I am training a diffusion model built on top of detectron2 on the Publaynet dataset for instance segmentation. But the output I am getting after multiple iterations is it is segmenting the whole document as the figure. It doesn’t segment individual elements like tables and texts in the document. The loss function is decreasing very well at a learning rate of 0.00005. Total loss decreases to 1.6. Loss_bbox is around 0.200 and loss:giou is 0.3573.

I did the sanity check the input in the model seems to be correct. I visualized the input and bounding boxes and also checked the targets. Everything seems to be correct. I don’t know if I should train the model further or change any other hyperparameters. I tried with multiple learning rate this learning rate seems to be good. NUM_PROPSALS is 500. Should I raise to 1000. WHat hyperparameters should I be specifically care about. The code is not from scratch.
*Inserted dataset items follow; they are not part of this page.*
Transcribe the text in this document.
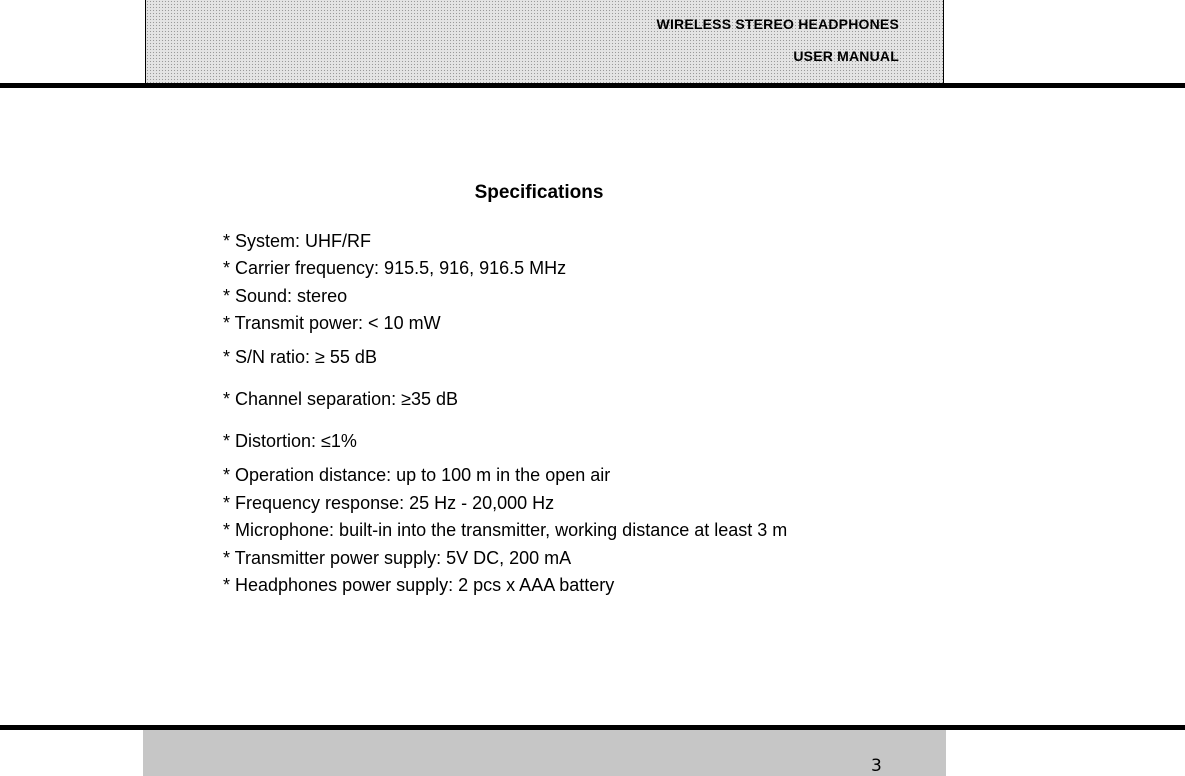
WIRELESS STEREO HEADPHONES
USER MANUAL
Specifications
* System: UHF/RF
* Carrier frequency: 915.5, 916, 916.5 MHz
* Sound: stereo
* Transmit power: < 10 mW
* S/N ratio: ≥ 55 dB
* Channel separation: ≥35 dB
* Distortion: ≤1%
* Operation distance: up to 100 m in the open air
* Frequency response: 25 Hz - 20,000 Hz
* Microphone: built-in into the transmitter, working distance at least 3 m
* Transmitter power supply: 5V DC, 200 mA
* Headphones power supply: 2 pcs x AAA battery
3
I am taking the repo from here GitHub - chenhaoxing/DiffusionInst: This repo is the code of paper "DiffusionInst: Diffusion Model for Instance Segmentation" (ICASSP'24).. So I am not building the model from scratch. Let me know if anyone has any idea.

Below is the hyperparameters list from config file.

MODEL:
  META_ARCHITECTURE: "DiffusionInst"
  WEIGHTS: "detectron2://ImageNetPretrained/torchvision/R-50.pkl"
  PIXEL_MEAN: [123.675, 116.280, 103.530]
  PIXEL_STD: [58.395, 57.120, 57.375]
  BACKBONE:
    NAME: "build_resnet_fpn_backbone"
  RESNETS:
    OUT_FEATURES: ["res2", "res3", "res4", "res5"]
  FPN:
    IN_FEATURES: ["res2", "res3", "res4", "res5"]
  ROI_HEADS:
    IN_FEATURES: ["p2", "p3", "p4", "p5"]
  ROI_BOX_HEAD:
    POOLER_TYPE: "ROIAlignV2"
    POOLER_RESOLUTION: 7
    POOLER_SAMPLING_RATIO: 2
SOLVER:
  IMS_PER_BATCH: 2
  BASE_LR: 0.0000125
  STEPS: (210000, 250000)
  MAX_ITER: 270000
  WARMUP_FACTOR: 0.01
  WARMUP_ITERS: 1000
  WEIGHT_DECAY: 0.0001
  OPTIMIZER: "ADAMW"
  BACKBONE_MULTIPLIER: 1.0  # keep same with BASE_LR.
  CLIP_GRADIENTS:
    ENABLED: True
    CLIP_TYPE: "full_model"
    CLIP_VALUE: 1.0
    NORM_TYPE: 2.0
SEED: 40244023
INPUT:
  MIN_SIZE_TRAIN: (480, 512, 544, 576, 608, 640, 672, 704, 736, 768, 800)
  CROP:
    ENABLED: False
    TYPE: "absolute_range"
    SIZE: (384, 600)
  FORMAT: "RGB"
TEST:
  EVAL_PERIOD: 20000
DATALOADER:
  FILTER_EMPTY_ANNOTATIONS: False
  NUM_WORKERS: 2
VERSION: 2